Why Is It So Hard To Say I’m Sorry?

On August 12, 1985, a Japan Airlines jumbo jet crashed killing 520 passengers and crew.  Yasumoto Takagi, President of Japan Airlines, resigned and said he was sorry.  He moved to a modest apartment in downtown Tokyo and spent the remainder of his life doing penance and communicating his and the company’s sympathies to the families of the victims.

In 2008, we had a financial crash.  Where were the apologies from our leaders? Why is it so hard to apologize?  Humility is one of the traits for which Moses, Jesus, Gandhi and other great religious figures are revered.  Who should apologize? To name a few:

-          Alan Greenspan and Ben Bernanke for worrying more about politics than ensuring the integrity of our financial system

-          Angelo Mozilo for overseeing the fiasco that was Countrywide Financial

-          Ken Lewis for mismanaging Bank of America

-          Henry Paulson for mismanaging the US Treasury Department

-          President George Bush for justifying the war in Iraq on dubious intelligence

-          Raymond Gilmartin, CEO of Merck for failing to withdraw Vioxx from the market

-          Your financial advisor for losing a significant portion of your retirement money.

Everyone makes mistakes. I was a practicing lawyer and a business executive and Lord knows I made many mistakes.  If any professional is honest, they will tell you that the only way to grow in their profession is to make mistakes and learn from them.  I also learned that besides having a plan to remedy my mistakes, I must sincerely apologize to my co-workers and superiors and resolve to do better the next time.  In a corporate environment, apologies are so rare that they are disarming when they occur. In my experience, more often than not a simple apology diffused the anger of my bosses and everyone was able to move on to corrective action.

As a culture we have lost our way.  In a recent Wall Street Journal article, Peggy Noonan cited the example of John F. Kennedy who was able to admit that the Bay of Pigs was his mistake.
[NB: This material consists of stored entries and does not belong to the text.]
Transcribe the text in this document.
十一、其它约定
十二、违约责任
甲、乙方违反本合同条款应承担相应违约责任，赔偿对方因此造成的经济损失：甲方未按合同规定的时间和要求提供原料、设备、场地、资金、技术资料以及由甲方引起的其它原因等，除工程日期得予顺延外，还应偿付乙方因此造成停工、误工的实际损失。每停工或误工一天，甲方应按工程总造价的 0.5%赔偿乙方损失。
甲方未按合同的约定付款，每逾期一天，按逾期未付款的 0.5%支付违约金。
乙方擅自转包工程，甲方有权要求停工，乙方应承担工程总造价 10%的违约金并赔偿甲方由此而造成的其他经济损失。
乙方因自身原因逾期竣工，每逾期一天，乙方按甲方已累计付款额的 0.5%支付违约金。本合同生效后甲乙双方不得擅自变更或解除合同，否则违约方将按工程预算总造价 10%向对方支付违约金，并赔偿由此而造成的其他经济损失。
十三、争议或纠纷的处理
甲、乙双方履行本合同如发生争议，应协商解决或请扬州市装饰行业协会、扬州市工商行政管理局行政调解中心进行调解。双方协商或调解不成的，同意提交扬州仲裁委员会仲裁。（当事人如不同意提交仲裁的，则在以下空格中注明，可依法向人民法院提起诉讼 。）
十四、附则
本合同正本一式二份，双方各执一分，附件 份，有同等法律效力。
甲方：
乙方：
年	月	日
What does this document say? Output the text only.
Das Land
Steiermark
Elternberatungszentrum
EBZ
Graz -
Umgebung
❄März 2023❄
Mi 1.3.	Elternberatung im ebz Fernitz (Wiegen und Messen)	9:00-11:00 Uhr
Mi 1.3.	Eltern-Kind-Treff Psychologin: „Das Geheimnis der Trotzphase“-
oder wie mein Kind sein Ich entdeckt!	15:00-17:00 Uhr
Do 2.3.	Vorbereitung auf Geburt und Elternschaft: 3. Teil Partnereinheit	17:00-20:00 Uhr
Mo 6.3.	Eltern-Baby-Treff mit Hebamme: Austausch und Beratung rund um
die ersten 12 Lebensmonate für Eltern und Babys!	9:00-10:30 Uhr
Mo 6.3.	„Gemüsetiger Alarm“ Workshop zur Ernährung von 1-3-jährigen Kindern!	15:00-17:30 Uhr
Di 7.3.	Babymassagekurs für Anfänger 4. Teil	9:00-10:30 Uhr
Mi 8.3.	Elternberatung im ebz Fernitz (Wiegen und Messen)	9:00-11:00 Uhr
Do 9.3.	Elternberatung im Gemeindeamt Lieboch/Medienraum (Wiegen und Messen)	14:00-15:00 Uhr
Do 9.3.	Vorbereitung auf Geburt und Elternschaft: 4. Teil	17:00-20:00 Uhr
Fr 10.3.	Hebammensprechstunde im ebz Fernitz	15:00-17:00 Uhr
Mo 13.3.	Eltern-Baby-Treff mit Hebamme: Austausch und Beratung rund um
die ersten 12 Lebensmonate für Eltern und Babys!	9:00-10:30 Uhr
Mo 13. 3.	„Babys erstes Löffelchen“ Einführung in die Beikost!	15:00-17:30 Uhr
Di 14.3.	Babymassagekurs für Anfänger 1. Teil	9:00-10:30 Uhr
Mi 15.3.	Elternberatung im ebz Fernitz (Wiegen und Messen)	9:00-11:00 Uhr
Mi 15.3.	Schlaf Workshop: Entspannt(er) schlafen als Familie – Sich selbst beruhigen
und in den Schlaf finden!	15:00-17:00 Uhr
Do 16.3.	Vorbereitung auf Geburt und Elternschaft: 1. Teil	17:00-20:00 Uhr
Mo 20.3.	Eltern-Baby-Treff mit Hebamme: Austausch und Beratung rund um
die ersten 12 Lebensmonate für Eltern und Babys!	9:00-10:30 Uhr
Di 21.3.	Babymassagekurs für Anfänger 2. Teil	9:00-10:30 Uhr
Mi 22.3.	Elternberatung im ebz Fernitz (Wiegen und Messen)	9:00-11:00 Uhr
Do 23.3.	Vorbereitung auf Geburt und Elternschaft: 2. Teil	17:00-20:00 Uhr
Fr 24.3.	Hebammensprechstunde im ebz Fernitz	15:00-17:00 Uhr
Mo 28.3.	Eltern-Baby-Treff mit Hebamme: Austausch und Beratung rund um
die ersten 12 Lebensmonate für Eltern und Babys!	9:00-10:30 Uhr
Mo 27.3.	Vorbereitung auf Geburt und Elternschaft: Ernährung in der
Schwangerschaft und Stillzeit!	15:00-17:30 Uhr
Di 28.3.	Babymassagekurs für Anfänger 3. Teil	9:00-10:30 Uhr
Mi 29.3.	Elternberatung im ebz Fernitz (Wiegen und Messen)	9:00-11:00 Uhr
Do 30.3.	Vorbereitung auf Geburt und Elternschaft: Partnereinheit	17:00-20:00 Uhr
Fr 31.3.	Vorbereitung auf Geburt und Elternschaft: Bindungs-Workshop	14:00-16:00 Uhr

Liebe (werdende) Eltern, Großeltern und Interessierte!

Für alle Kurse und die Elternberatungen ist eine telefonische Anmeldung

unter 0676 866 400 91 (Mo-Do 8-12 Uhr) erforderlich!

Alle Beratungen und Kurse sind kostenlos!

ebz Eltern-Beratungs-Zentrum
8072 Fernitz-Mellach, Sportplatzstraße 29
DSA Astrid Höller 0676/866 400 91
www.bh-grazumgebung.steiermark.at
Significantly, Kennedy did not blame the affair on his predecessor Dwight David Eisenhower.  Ms. Noonan suggested that President Obama could learn much from President Kennedy.
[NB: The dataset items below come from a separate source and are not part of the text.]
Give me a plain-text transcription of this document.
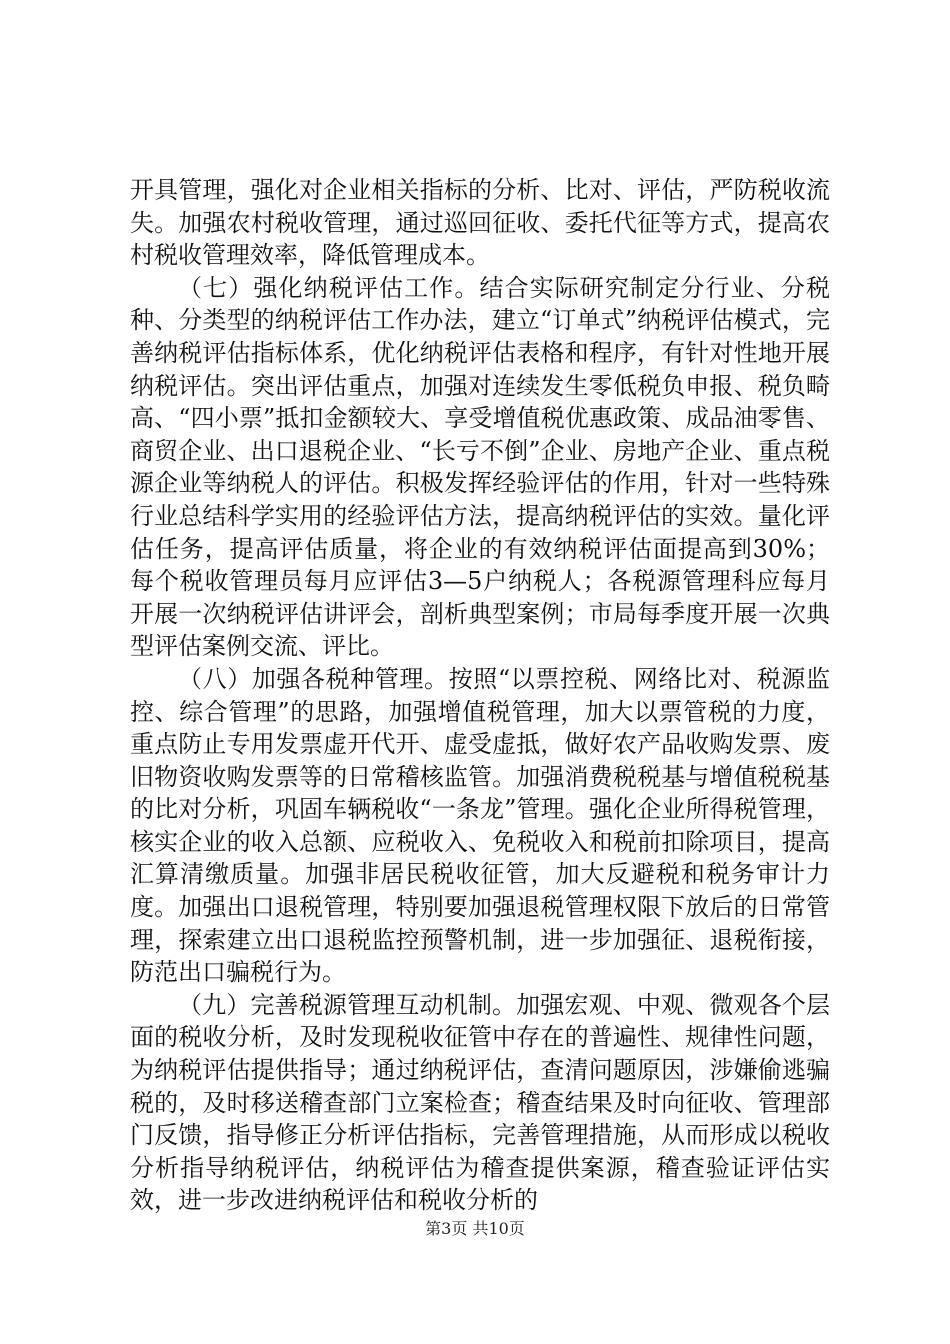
开具管理，强化对企业相关指标的分析、比对、评估，严防税收流失。加强农村税收管理，通过巡回征收、委托代征等方式，提高农村税收管理效率，降低管理成本。

（七）强化纳税评估工作。结合实际研究制定分行业、分税种、分类型的纳税评估工作办法，建立“订单式”纳税评估模式，完善纳税评估指标体系，优化纳税评估表格和程序，有针对性地开展纳税评估。突出评估重点，加强对连续发生零低税负申报、税负畸高、“四小票”抵扣金额较大、享受增值税优惠政策、成品油零售、商贸企业、出口退税企业、“长亏不倒”企业、房地产企业、重点税源企业等纳税人的评估。积极发挥经验评估的作用，针对一些特殊行业总结科学实用的经验评估方法，提高纳税评估的实效。量化评估任务，提高评估质量，将企业的有效纳税评估面提高到30%；每个税收管理员每月应评估3—5户纳税人；各税源管理科应每月开展一次纳税评估讲评会，剖析典型案例；市局每季度开展一次典型评估案例交流、评比。

（八）加强各税种管理。按照“以票控税、网络比对、税源监控、综合管理”的思路，加强增值税管理，加大以票管税的力度，重点防止专用发票虚开代开、虚受虚抵，做好农产品收购发票、废旧物资收购发票等的日常稽核监管。加强消费税税基与增值税税基的比对分析，巩固车辆税收“一条龙”管理。强化企业所得税管理，核实企业的收入总额、应税收入、免税收入和税前扣除项目，提高汇算清缴质量。加强非居民税收征管，加大反避税和税务审计力度。加强出口退税管理，特别要加强退税管理权限下放后的日常管理，探索建立出口退税监控预警机制，进一步加强征、退税衔接，防范出口骗税行为。

（九）完善税源管理互动机制。加强宏观、中观、微观各个层面的税收分析，及时发现税收征管中存在的普遍性、规律性问题，为纳税评估提供指导；通过纳税评估，查清问题原因，涉嫌偷逃骗税的，及时移送稽查部门立案检查；稽查结果及时向征收、管理部门反馈，指导修正分析评估指标，完善管理措施，从而形成以税收分析指导纳税评估，纳税评估为稽查提供案源，稽查验证评估实效，进一步改进纳税评估和税收分析的

第3页 共10页
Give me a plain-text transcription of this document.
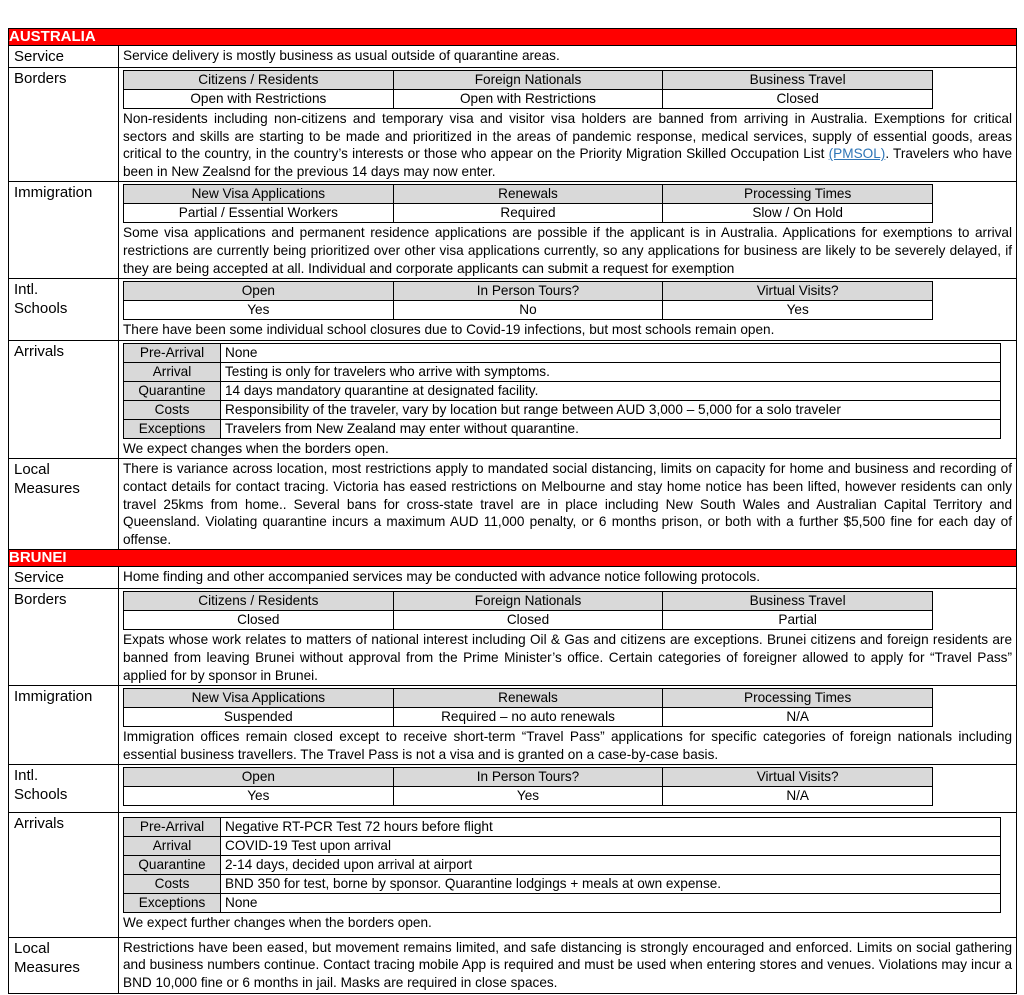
AUSTRALIA
Service	Service delivery is mostly business as usual outside of quarantine areas.
Borders		Citizens / Residents	Foreign Nationals	Business Travel
Open with Restrictions	Open with Restrictions	Closed
Non-residents including non-citizens and temporary visa and visitor visa holders are banned from arriving in Australia. Exemptions for critical sectors and skills are starting to be made and prioritized in the areas of pandemic response, medical services, supply of essential goods, areas critical to the country, in the country’s interests or those who appear on the Priority Migration Skilled Occupation List (PMSOL). Travelers who have been in New Zealsnd for the previous 14 days may now enter.

Immigration		New Visa Applications	Renewals	Processing Times
Partial / Essential Workers	Required	Slow / On Hold
Some visa applications and permanent residence applications are possible if the applicant is in Australia. Applications for exemptions to arrival restrictions are currently being prioritized over other visa applications currently, so any applications for business are likely to be severely delayed, if they are being accepted at all. Individual and corporate applicants can submit a request for exemption

Intl.
Schools

Open	In Person Tours?	Virtual Visits?
Yes	No	Yes
There have been some individual school closures due to Covid-19 infections, but most schools remain open.

Arrivals		Pre-Arrival	None
Arrival	Testing is only for travelers who arrive with symptoms.
Quarantine	14 days mandatory quarantine at designated facility.
Costs	Responsibility of the traveler, vary by location but range between AUD 3,000 – 5,000 for a solo traveler
Exceptions	Travelers from New Zealand may enter without quarantine.
We expect changes when the borders open.

Local
Measures
	There is variance across location, most restrictions apply to mandated social distancing, limits on capacity for home and business and recording of contact details for contact tracing. Victoria has eased restrictions on Melbourne and stay home notice has been lifted, however residents can only travel 25kms from home.. Several bans for cross-state travel are in place including New South Wales and Australian Capital Territory and Queensland. Violating quarantine incurs a maximum AUD 11,000 penalty, or 6 months prison, or both with a further $5,500 fine for each day of offense.
BRUNEI
Service	Home finding and other accompanied services may be conducted with advance notice following protocols.
Borders		Citizens / Residents	Foreign Nationals	Business Travel
Closed	Closed	Partial
Expats whose work relates to matters of national interest including Oil & Gas and citizens are exceptions. Brunei citizens and foreign residents are banned from leaving Brunei without approval from the Prime Minister’s office. Certain categories of foreigner allowed to apply for “Travel Pass” applied for by sponsor in Brunei.

Immigration		New Visa Applications	Renewals	Processing Times
Suspended	Required – no auto renewals	N/A
Immigration offices remain closed except to receive short-term “Travel Pass” applications for specific categories of foreign nationals including essential business travellers. The Travel Pass is not a visa and is granted on a case-by-case basis.

Intl.
Schools

Open	In Person Tours?	Virtual Visits?
Yes	Yes	N/A

Arrivals		Pre-Arrival	Negative RT-PCR Test 72 hours before flight
Arrival	COVID-19 Test upon arrival
Quarantine	2-14 days, decided upon arrival at airport
Costs	BND 350 for test, borne by sponsor. Quarantine lodgings + meals at own expense.
Exceptions	None
We expect further changes when the borders open.

Local
Measures
	Restrictions have been eased, but movement remains limited, and safe distancing is strongly encouraged and enforced. Limits on social gathering and business numbers continue. Contact tracing mobile App is required and must be used when entering stores and venues. Violations may incur a BND 10,000 fine or 6 months in jail. Masks are required in close spaces.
Without a sincere apology for misdeeds we cannot go on. Instead of sincere apologies for the current financial debacle, we get dissembling and finger pointing. How often have we heard that last year’s financial crisis was unforeseeable, was a “Black Swan” event, was the fault of the Democrats, the Republicans, the poor who borrowed in excess of their financial capacity and took out subprime loans.  When you ask a 3 year old how the broken milk glass found its way to the floor, the answer is:  “it fell.”  There is no human subject in the sentence. The glass just animated itself, defied the laws of physics and launched itself off the table. Our leaders would have us believe the same about the economy and the financial markets: “it broke.”

Frankly, I’m sorry; I don’t buy it.  There needs to be an open honest recognition: I made a mistake, I was wrong, I am willing to resign or I am willing to fix the problem. Please give me another chance.  Instead we are insulted with record bonus announcements for the same individuals who made the mistakes.  The first step is at least to say “I am sorry”. The second step is to emulate the great religious figures, to show some action-based humility and eschew the bonuses.  Maybe we all cannot be Mr. Takagi, but saying I’m sorry is a start.